A little background (good question): To the best of our knowledge, there's no such thing as gravity "on" something; all gravity is *between* things. Think of it like magnetism (in fact, if you change the constants and swap charge and mass, the formulae for computing magnetic attraction and gravitational attraction are the same). When the Earth's gravity imparts momentum to an object (an apple you drop, say), the apple's gravity imparts the same momentum on the Earth. Of course, since momentum is mass times velocity, and the Earth masses ludicrously more than an apple, the delta-V of the Earth is basically imperceptible. Momentum is still conserved, though.
Now, as far as a space drive goes... we can't use gravity as a drive right now, because it always just pulls towards nearby massive objects (and because we can't control it in any way). We can accelerate using gravity - you've probably heard how some space probes would "slingshot" around massive planets to gain a lot of speed on a different vector - but in order to do that we first need an acceleration that we create ourselves, so that we don't just fall straight down the gravity well.
So yes, gravity imparts momentum (to both spacecraft and the planets they slingshot around) without *itself* involving a high-momentum exhaust... but only because the spacecraft already had a lot of momentum in the correct direction for the maneuver. Getting *that* momentum has, so far, always required an exhaust.

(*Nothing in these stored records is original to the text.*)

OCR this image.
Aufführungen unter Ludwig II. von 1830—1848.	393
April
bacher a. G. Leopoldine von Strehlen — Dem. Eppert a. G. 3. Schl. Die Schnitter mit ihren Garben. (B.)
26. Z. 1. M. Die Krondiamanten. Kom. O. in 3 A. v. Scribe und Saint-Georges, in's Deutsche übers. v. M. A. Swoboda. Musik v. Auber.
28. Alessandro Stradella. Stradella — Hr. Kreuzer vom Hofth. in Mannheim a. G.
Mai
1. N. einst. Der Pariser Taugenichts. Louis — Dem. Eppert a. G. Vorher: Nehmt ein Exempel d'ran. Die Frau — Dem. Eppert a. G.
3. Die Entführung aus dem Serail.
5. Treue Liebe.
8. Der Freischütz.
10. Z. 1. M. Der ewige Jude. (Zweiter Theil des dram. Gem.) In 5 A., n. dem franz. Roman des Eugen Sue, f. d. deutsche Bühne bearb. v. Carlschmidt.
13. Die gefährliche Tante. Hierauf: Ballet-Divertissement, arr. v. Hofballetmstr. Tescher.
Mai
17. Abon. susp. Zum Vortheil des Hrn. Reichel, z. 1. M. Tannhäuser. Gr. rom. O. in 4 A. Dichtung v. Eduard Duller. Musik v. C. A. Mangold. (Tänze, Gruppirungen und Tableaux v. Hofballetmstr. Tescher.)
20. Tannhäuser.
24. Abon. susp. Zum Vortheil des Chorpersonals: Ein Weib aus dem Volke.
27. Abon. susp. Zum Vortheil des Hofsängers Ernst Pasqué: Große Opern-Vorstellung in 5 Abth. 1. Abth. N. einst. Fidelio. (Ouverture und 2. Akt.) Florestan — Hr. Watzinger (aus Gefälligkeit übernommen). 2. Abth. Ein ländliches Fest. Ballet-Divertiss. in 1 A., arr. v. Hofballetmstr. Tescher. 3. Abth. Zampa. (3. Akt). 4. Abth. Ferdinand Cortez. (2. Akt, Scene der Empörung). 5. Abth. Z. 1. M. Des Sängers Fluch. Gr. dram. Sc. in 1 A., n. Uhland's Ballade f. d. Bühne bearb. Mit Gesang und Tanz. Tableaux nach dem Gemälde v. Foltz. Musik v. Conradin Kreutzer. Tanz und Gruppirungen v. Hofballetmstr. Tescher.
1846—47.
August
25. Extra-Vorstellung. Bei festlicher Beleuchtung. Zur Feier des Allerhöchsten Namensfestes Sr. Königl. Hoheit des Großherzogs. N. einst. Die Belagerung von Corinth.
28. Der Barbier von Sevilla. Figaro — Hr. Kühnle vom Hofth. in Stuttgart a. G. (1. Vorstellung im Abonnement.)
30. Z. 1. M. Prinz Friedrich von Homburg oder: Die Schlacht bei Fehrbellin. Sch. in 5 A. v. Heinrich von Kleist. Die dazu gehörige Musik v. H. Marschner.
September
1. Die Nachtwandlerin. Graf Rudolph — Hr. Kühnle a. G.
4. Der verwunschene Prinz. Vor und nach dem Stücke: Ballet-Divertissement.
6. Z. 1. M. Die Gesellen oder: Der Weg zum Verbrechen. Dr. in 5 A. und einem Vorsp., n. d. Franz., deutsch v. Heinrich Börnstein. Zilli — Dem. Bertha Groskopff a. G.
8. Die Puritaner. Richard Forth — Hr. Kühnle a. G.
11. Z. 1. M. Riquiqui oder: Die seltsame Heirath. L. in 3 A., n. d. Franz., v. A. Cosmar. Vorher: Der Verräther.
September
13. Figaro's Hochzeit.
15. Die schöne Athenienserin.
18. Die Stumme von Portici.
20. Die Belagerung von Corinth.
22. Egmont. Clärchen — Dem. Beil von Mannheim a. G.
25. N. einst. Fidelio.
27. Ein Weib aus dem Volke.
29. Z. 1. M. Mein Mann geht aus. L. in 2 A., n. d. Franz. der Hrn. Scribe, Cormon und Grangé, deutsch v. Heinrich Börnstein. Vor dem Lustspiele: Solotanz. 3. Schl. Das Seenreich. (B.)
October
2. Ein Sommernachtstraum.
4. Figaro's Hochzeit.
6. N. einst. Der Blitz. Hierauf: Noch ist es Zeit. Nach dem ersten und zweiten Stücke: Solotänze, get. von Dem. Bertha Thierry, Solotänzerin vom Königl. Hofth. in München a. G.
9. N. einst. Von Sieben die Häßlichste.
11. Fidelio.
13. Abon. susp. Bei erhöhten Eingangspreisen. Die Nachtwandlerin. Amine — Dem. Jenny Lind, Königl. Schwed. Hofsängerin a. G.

There are other options for generating thrust in space - light drives (the "exhaust" is just massless photons) and solar sails (where the high-momentum particles come from something else, like a star), for example - but neither are currently practical. Of course, even if the EmDrive happens to really work (which the experiments support but have definitely not yet proven) it isn't yet practical either. NASA has tested a *lot* of experimental drive types. However, at this time, all of the ones that have actually flown are reaction drives (throw something out the back of the ship, get an equal and opposite reaction forward). That may change at some point in the future, though.